Price: Less than $940 million

Sponsor: Apax Partners

Financial Adviser: Creditors: Rothschild; sponsor: Houlihan Lokey

Apax Partners is preparing a possible sale of its troubled British medical courier Marken as talks with lenders stalled over a fix of a loan covenant breach, sister news service Reuters reported. Apax, which bought the business only two and a half years ago, started discussions with Marken’s lenders in January as the company breached its December loan covenants due to a deterioration in performance.

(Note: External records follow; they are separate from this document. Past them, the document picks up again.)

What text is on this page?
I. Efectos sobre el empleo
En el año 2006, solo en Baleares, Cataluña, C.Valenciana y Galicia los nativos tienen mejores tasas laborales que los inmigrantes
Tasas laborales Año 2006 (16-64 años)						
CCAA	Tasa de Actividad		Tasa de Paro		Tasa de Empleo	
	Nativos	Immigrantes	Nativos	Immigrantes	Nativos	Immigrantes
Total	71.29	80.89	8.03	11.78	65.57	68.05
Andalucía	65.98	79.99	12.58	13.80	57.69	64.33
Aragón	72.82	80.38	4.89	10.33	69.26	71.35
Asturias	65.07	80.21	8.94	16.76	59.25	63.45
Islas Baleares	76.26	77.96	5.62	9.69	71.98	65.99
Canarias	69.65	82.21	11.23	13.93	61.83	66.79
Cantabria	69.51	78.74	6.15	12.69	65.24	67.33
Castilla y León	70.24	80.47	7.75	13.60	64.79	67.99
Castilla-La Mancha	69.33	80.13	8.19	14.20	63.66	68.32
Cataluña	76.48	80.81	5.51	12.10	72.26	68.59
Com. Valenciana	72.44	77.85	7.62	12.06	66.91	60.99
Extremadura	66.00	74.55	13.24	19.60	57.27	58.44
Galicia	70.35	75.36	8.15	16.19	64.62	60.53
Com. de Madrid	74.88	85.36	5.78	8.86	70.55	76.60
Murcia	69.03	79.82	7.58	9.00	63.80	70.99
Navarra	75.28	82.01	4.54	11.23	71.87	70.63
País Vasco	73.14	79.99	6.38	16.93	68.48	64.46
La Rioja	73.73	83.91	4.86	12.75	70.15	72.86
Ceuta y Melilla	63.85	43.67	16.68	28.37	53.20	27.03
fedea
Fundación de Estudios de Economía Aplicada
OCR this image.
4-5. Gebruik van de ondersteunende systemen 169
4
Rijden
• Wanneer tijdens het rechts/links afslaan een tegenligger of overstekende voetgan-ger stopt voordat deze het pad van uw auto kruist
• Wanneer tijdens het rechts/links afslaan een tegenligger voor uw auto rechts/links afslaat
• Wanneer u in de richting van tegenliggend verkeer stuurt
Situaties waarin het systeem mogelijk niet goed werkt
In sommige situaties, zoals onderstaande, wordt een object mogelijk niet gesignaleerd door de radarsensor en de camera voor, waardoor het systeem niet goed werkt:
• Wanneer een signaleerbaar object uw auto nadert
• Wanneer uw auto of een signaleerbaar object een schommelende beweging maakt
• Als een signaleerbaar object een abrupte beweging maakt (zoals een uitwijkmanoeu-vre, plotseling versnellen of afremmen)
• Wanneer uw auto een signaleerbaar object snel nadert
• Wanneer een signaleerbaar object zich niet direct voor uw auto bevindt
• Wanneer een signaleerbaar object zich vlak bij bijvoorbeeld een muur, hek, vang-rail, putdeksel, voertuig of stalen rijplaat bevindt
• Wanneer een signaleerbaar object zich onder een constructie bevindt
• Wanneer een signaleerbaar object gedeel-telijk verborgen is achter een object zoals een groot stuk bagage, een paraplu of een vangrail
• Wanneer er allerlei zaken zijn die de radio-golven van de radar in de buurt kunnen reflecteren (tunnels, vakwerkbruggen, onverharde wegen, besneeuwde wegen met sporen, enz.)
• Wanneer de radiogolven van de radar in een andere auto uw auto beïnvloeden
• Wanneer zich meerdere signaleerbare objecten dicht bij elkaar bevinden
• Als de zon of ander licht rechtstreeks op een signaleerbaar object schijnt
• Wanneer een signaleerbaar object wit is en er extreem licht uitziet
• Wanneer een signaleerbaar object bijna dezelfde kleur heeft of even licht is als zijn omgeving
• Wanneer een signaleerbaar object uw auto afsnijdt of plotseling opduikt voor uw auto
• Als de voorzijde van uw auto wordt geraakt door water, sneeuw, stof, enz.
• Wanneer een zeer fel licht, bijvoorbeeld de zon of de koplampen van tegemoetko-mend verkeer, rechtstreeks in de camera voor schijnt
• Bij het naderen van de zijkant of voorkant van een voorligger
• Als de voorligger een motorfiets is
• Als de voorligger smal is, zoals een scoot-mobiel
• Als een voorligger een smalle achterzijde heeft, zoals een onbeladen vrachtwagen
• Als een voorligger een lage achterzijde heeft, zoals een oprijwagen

Lenders, which include Lloyds Banking Group, were willing to reset the covenants in exchange for around £100 million ($157.16 million) of new equity from Apax. However, Apax—which is currently raising a new private equity fund—is willing to put only around £50 million on the table. No agreement has been reached yet on the equity injection and hence Apax is exploring alternative options for the business, including a potential sale.

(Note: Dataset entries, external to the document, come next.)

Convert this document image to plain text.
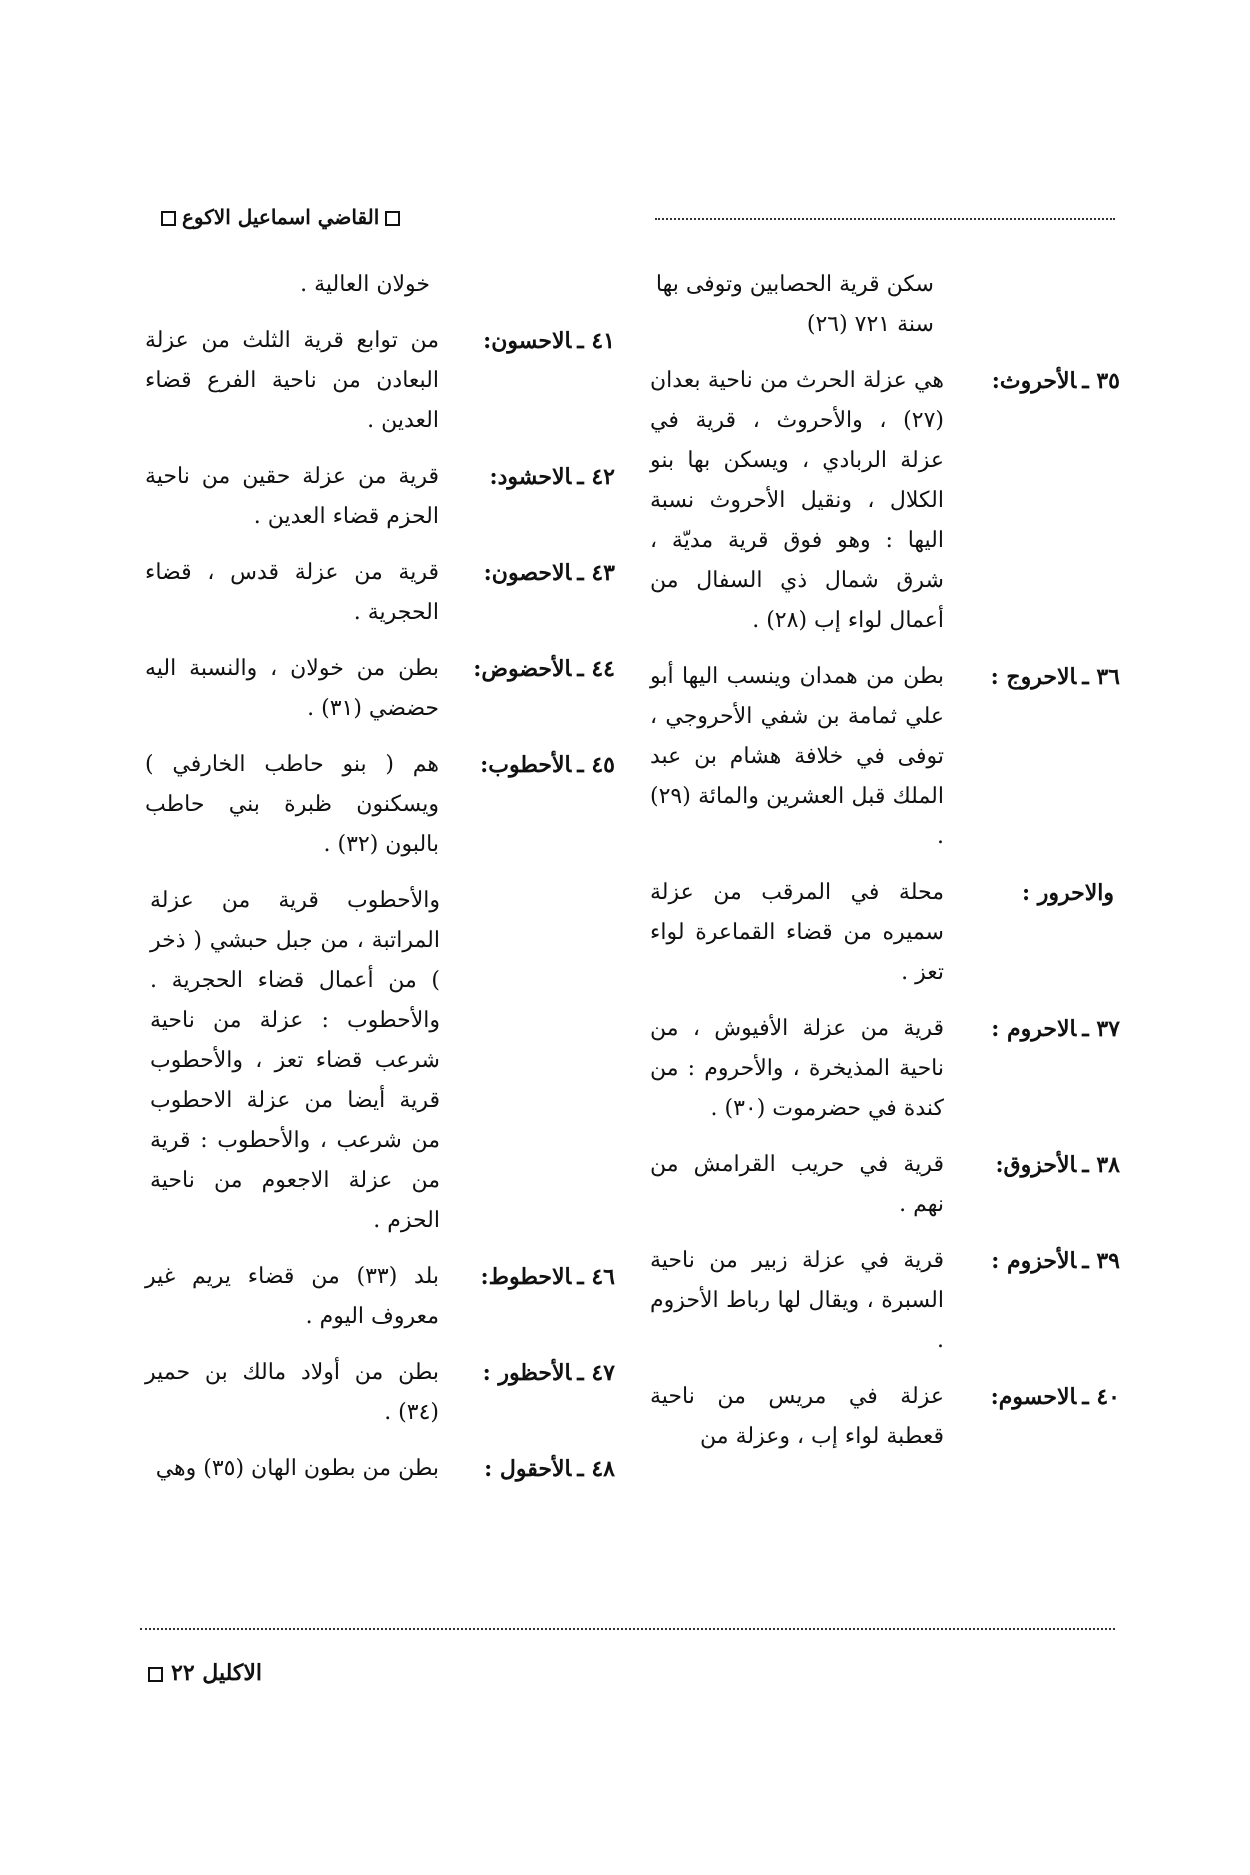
القاضي اسماعيل الاكوع
سكن قرية الحصابين وتوفى بها سنة ٧٢١ (٢٦)
٣٥ ـالأحروث:
هي عزلة الحرث من ناحية بعدان (٢٧) ، والأحروث ، قرية في عزلة الربادي ، ويسكن بها بنو الكلال ، ونقيل الأحروث نسبة اليها : وهو فوق قرية مديّة ، شرق شمال ذي السفال من أعمال لواء إب (٢٨) .
٣٦ ـالاحروج :
بطن من همدان وينسب اليها أبو علي ثمامة بن شفي الأحروجي ، توفى في خلافة هشام بن عبد الملك قبل العشرين والمائة (٢٩) .
والاحرور :
محلة في المرقب من عزلة سميره من قضاء القماعرة لواء تعز .
٣٧ ـالاحروم :
قرية من عزلة الأفيوش ، من ناحية المذيخرة ، والأحروم : من كندة في حضرموت (٣٠) .
٣٨ ـالأحزوق:
قرية في حريب القرامش من نهم .
٣٩ ـالأحزوم :
قرية في عزلة زبير من ناحية السبرة ، ويقال لها رباط الأحزوم .
٤٠ ـالاحسوم:
عزلة في مريس من ناحية قعطبة لواء إب ، وعزلة من
خولان العالية .
٤١ ـالاحسون:
من توابع قرية الثلث من عزلة البعادن من ناحية الفرع قضاء العدين .
٤٢ ـالاحشود:
قرية من عزلة حقين من ناحية الحزم قضاء العدين .
٤٣ ـالاحصون:
قرية من عزلة قدس ، قضاء الحجرية .
٤٤ ـالأحضوض:
بطن من خولان ، والنسبة اليه حضضي (٣١) .
٤٥ ـالأحطوب:
هم ( بنو حاطب الخارفي ) ويسكنون ظبرة بني حاطب بالبون (٣٢) .
والأحطوب قرية من عزلة المراتبة ، من جبل حبشي ( ذخر ) من أعمال قضاء الحجرية . والأحطوب : عزلة من ناحية شرعب قضاء تعز ، والأحطوب قرية أيضا من عزلة الاحطوب من شرعب ، والأحطوب : قرية من عزلة الاجعوم من ناحية الحزم .
٤٦ ـالاحطوط:
بلد (٣٣) من قضاء يريم غير معروف اليوم .
٤٧ ـالأحظور :
بطن من أولاد مالك بن حمير (٣٤) .
٤٨ ـالأحقول :
بطن من بطون الهان (٣٥) وهي
الاكليل ٢٢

Apax is unlikely to recoup all of its roughly £600 million equity investment in Marken if it sells the business, banking sources said. Marken is performing to plan, one of the sources emphasized, but its value has dropped since Apax bought it for £975 million in December 2009, others said. Marken and Apax declined to comment.

Lloyds underwrote £365 million of debt in January 2010 to back Apax’s buyout of Marken and the loans were syndicated to institutional loan investors. A number of lenders have sold their position in Marken debt at a discount to hedge funds specializing in distressed debt situations, although only a small percentage of the overall debt has traded, the sources said.

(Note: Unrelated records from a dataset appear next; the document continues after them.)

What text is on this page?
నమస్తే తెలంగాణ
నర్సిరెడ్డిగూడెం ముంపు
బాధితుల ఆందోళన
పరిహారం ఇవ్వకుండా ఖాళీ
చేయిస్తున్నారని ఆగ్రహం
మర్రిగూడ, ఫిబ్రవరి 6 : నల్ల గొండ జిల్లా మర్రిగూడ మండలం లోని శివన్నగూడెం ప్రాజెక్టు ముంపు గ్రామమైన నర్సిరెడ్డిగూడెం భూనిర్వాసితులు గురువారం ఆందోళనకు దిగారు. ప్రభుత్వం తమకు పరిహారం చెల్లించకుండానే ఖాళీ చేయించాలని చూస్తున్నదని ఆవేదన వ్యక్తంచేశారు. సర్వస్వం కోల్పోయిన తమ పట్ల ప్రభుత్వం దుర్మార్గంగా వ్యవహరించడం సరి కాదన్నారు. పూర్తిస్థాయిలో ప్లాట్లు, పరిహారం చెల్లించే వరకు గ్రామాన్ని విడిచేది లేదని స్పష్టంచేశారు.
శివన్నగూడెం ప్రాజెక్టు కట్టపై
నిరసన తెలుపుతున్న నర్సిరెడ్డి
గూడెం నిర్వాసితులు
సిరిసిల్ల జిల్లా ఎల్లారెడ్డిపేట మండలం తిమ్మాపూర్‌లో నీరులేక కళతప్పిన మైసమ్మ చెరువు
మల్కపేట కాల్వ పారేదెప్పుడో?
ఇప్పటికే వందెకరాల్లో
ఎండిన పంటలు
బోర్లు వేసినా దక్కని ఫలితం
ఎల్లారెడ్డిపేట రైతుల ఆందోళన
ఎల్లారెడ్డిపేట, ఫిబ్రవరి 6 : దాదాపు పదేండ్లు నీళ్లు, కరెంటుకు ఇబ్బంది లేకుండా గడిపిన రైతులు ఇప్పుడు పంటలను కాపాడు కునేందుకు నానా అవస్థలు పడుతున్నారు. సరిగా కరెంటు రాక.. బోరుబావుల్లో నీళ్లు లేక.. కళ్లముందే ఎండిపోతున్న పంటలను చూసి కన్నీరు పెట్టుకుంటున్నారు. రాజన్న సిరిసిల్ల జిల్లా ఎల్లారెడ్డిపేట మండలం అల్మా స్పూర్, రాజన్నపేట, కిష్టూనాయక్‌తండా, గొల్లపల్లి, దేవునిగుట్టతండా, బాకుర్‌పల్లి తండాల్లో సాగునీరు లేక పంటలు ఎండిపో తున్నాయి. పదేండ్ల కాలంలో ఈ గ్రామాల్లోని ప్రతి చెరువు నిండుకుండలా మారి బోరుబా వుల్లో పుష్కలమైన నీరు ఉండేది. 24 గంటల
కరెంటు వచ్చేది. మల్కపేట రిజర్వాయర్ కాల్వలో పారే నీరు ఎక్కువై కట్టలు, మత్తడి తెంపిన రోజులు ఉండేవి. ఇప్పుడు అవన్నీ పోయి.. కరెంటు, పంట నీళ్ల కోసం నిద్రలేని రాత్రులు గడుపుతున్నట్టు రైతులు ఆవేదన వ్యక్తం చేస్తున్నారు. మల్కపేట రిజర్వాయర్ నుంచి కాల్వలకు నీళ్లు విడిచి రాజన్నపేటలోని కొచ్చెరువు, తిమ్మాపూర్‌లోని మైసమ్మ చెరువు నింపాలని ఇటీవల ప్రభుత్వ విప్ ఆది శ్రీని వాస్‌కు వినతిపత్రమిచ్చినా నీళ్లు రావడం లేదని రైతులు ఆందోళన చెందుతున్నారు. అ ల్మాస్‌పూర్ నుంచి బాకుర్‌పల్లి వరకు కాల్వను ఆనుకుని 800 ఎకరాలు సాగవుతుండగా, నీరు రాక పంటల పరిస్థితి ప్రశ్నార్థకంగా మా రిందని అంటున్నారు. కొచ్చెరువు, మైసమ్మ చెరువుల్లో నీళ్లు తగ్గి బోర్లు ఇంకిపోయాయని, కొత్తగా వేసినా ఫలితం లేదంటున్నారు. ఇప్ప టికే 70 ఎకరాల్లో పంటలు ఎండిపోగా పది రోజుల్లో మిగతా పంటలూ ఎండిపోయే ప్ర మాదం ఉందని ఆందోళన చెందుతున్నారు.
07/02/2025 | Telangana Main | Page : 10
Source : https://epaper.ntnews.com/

Bids in Marken loans have dropped to 65.8 percent of face value in May in secondary market trading from 85 percent in January, according to Thomson Reuters LPC data. Marken’s creditors are being advised by restructuring specialist Rothschild, while Houlihan Lokey is advising Apax.

The buyout of Marken reopened the LBO market in December 2009 after deal-making collapsed following the bankruptcy of Lehman Brothers in 2008. Apax is viewed as having overpaid for the business after trumping a bid by rival buyout firm Hellman & Friedman, banking sources said.

Marken ships vaccines and blood for clinical trials around the world. Since its buyout, it has seen its performance deteriorate due to competition from other logistics groups and lower levels of research and development from large pharma groups.